Jon Klein, the former head of CNN's U.S. division, argues in The Washington Post that the Internet didn't divide the American media into warring tribal fiefdoms -- it was Roger Ailes:
When the network launched in 1996, few realized that Ailes had hatched the prototype news organization of the 21st century: information with attitude; facts yoked to a point of view, the more provocative the better; a tribal vibe, outsiders unwelcome and openly scorned. The Internet did not, as is so often alleged, usher in the siloed media environment in which we find ourselves today and likely forever. Ailes did that — by proving that there is money, influence and power to be found in serving well-defined interest groups instead of trying to please the widest possible audience.
I don't agree with Klein that the "siloing" is across the board -- Pew found in 2014 that liberals were getting their news from a number of sources, while conservatives loved Fox. What he's describing is happening to some extent on the left, but it's pervasive on the right.

Klein continues:
What’s more, by unreservedly infusing news with a right-of-center agenda, Ailes popularized the notion that all journalists are biased. “At least we’re honest about who is offering opinion, unlike CNN,” Ailes would often say.
I don't think that's correct. The message of Fox is: All journalists except ours are biased. Bret Stephens, in a New York Times op-ed, writes, "In moments of candor, Ailes would admit that his network’s real motto, as he saw it, was to be 'fair and balancing.'" But it's clear that his audience didn't believe that. Other news sources aren't skewed or biased -- they're lying, according to loyal Fox fans. Fox tells the whole truth (except when traitors like Megyn Kelly do the bidding of the Establishment).

Klein writes:
Of course, keeping an audience of millions on a footing of constant alert for many years has the effect of stoking anxiety on a national scale. Solutions are rarely forthcoming; problems are never solved; few officials or institutions can be trusted.
The Fox message is that victories generally aren't even victories, because what really matters is the war against conservatives' enemies, which is never-ending. Recall Fox in George W. Bush's first term -- even when he could be portrayed as a triumphant war president, Fox was still watching the horizon for signs of domestic dissent, and if it wasn't coming from Democrats, then it was time to turn Dan Rather or Barbra Streisand or some college professor into the enemy of the day.
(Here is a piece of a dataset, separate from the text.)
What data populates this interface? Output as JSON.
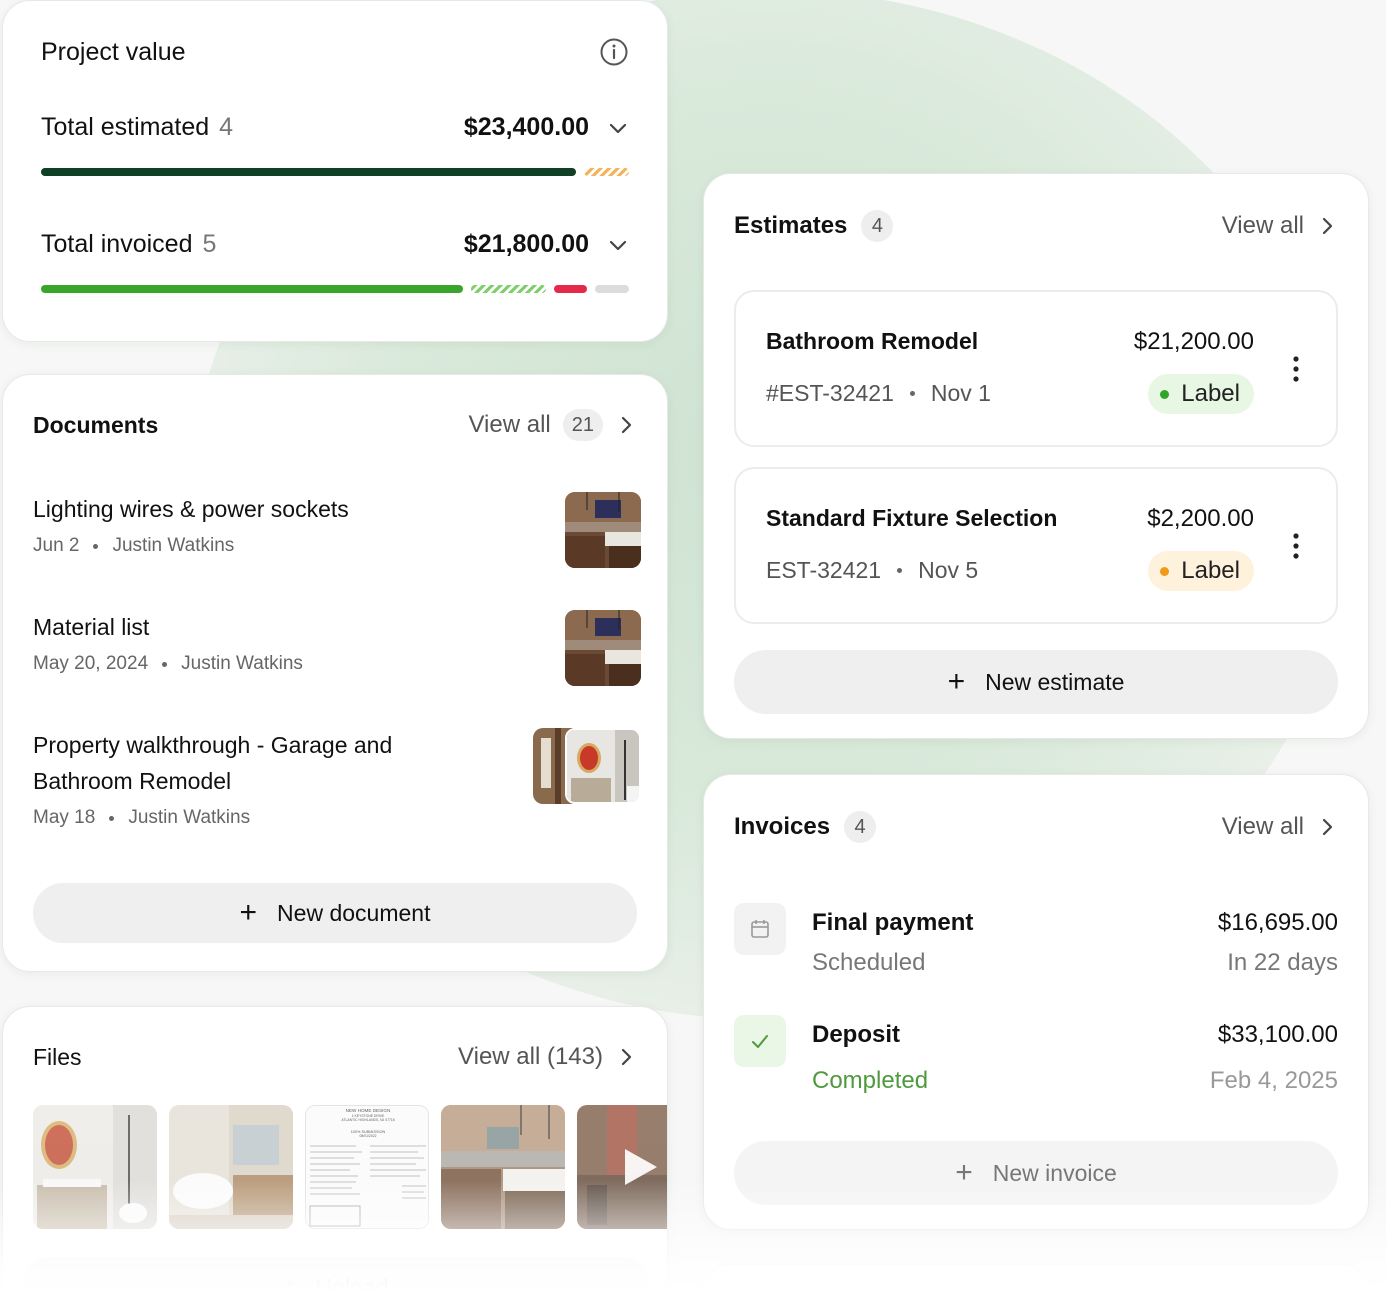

And as Klein notes, that was Roger Ailes expressing his own sense of unrelieved -- and unrelievable -- grievance:
... [We were] at Michael’s, the restaurant of choice for Manhattan’s media elite....

We were at Roger’s table, No. 4 — the best one in the house, a corner with a commanding view of the entire room.... he was trotting out his standard case about the lack of respect he received in New York, despite his immense professional accomplishments. “They think I’m this rube from Ohio,” he said. “They all look down their noses at me.” Roger was having trouble making his point, though, because of the parade of well-wishers who kept interrupting to shake his hand, kibitz and flatter. Eventually, I couldn’t resist stating the obvious: “Kind of undermines your point, doesn’t it? Half this restaurant is kissing your ring.” “Yeah,” he replied without irony. “But they hate doing it.”
Ailes's audience eventually voted for a president who can never be satisfied with the amount of adulation he receives, and who's in a state of permanent war with his enemies. In that way, Trump is just like Ailes.

Bret Stephens, in his column on Ailes, blames Fox for harming conservatism:
What Fox is mainly in the business of doing is hating the left. In the manner of Ailes himself, its convictions stem from its resentments — and shift accordingly. It is sympathetic to military intervention when the left is against it (Iraq) and hostile when the left is for it (Libya); anti-Russia when President Obama was reaching out to Russia, pro-Russia when Obama started getting tough on the Kremlin.

More recently it has discovered the virtues of economic nationalism and the evils of “globalism” in the service of the Trump electorate.

All this makes for a terrific business model — a matter of being attuned to the changing tastes and inclinations of your core audience. But it also means that the network Ailes built was never a vehicle for conservative views.
I'm not going to get into an argument with Stephens about what is and isn't conservative. But I'd say that the attitude at Fox -- and now throughout the right -- is that the primary criterion for judging any political deed is: How much does this piss off liberals? That's true even when the goal seems to be the advancement of conservatism as Stephens would define it. Conservatism doesn't matter as much as winning the battle. (The war, alas, can never be won.)

For all their flag-waving and talk about making America great again, conservatives don't really care about America. They care about fighting with us. Fox helped teach them to think that way. And now they have a president with the same attitude.